FIG. 6 is a side sectional view showing a cleaning unit that constitutes a first cleaning chamber of a cleaning apparatus according to a third embodiment of the present invention.

[Description of Reference Signs] 1 cleaning device 8 first cleaning chamber (first cleaning means) 9 second cleaning chamber (second cleaning means) 10 third cleaning chamber (third cleaning means) 23 first regeneration processing unit (first Wastewater treatment means) 30 Second regeneration treatment unit (second wastewater treatment means) 32 Third regeneration treatment unit (third wastewater treatment means)

Claims (2)

[Claims] 1. A first cleaning step in which water is sprayed onto an object to be cleaned to which oil has been adhered to remove the oil, and after the first cleaning step, water containing a surfactant is sprayed onto the object to be cleaned. 2. A cleaning method comprising: a second cleaning step of substituting the surfactant with oil in step 2; and a third cleaning step of spraying water on the object to be cleaned to rinse off the surfactant after the second cleaning step. 2. A first cleaning means for spraying water on the object to be cleaned at a predetermined pressure, a first wastewater treatment means for treating the water used by being attached to the first cleaning means, and after the first cleaning.
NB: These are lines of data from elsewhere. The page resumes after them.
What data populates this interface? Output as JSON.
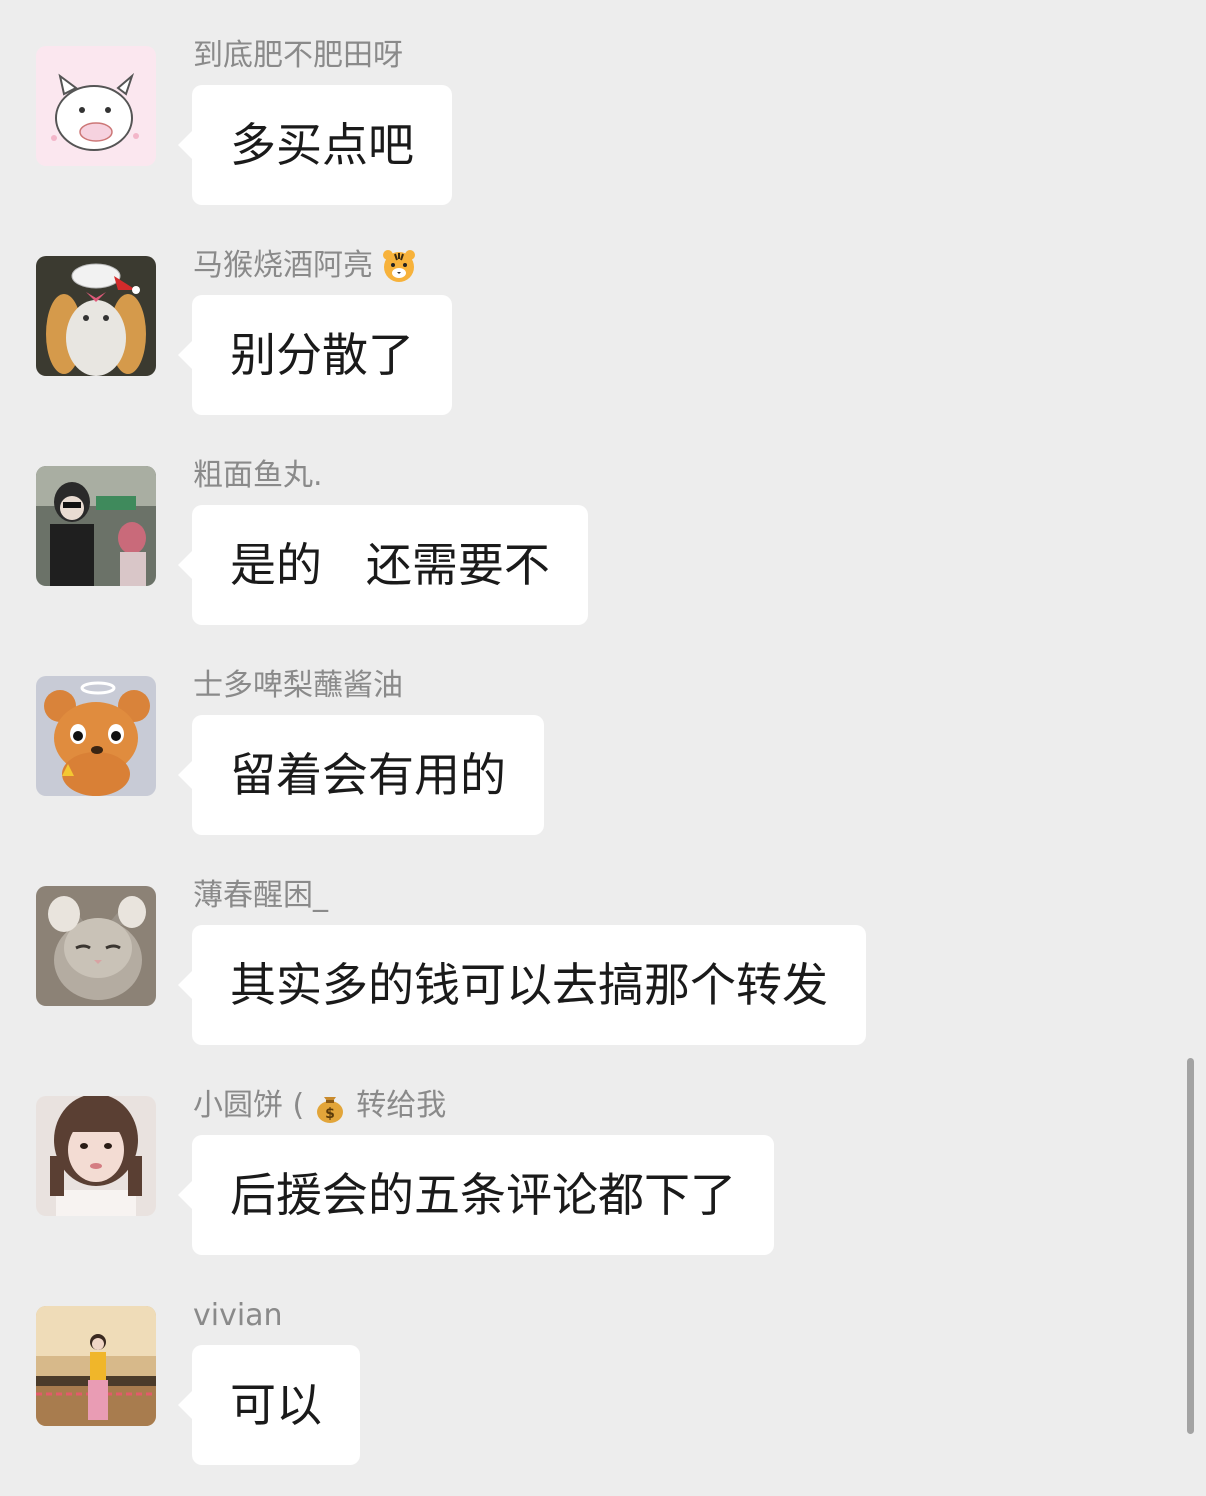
{
  "messages": [
    {
      "sender": "到底肥不肥田呀",
      "sender_emoji": null,
      "text": "多买点吧",
      "avatar_icon": "white-cat-sticker"
    },
    {
      "sender": "马猴烧酒阿亮",
      "sender_emoji": "tiger-face-emoji",
      "sender_suffix": "",
      "text": "别分散了",
      "avatar_icon": "cat-with-chef-hat"
    },
    {
      "sender": "粗面鱼丸.",
      "sender_emoji": null,
      "text": "是的   还需要不",
      "avatar_icon": "street-photo"
    },
    {
      "sender": "士多啤梨蘸酱油",
      "sender_emoji": null,
      "text": "留着会有用的",
      "avatar_icon": "plush-bear-with-halo"
    },
    {
      "sender": "薄春醒困_",
      "sender_emoji": null,
      "text": "其实多的钱可以去搞那个转发",
      "avatar_icon": "sleeping-kitten"
    },
    {
      "sender": "小圆饼 (",
      "sender_emoji": "money-bag-emoji",
      "sender_suffix": "转给我",
      "text": "后援会的五条评论都下了",
      "avatar_icon": "girl-portrait"
    },
    {
      "sender": "vivian",
      "sender_emoji": null,
      "text": "可以",
      "avatar_icon": "girl-in-mall"
    }
  ],
  "colors": {
    "background": "#ededed",
    "bubble": "#ffffff",
    "sender_text": "#8a8a8a",
    "message_text": "#1a1a1a",
    "scrollbar": "#a3a3a3"
  }
}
Second cleaning means for spraying water containing a surfactant at a predetermined pressure on the object to be cleaned, and a second cleaning means attached to the second cleaning means.
Second wastewater treatment means for wastewater treatment of the water and oil containing the surfactant used in the washing means, third washing means for spraying water on the article to be washed after the second washing means, and third
A cleaning device provided with a third wastewater treatment means which is attached to the cleaning means and which performs wastewater treatment on the water, oil and surfactant used in the third cleaning means.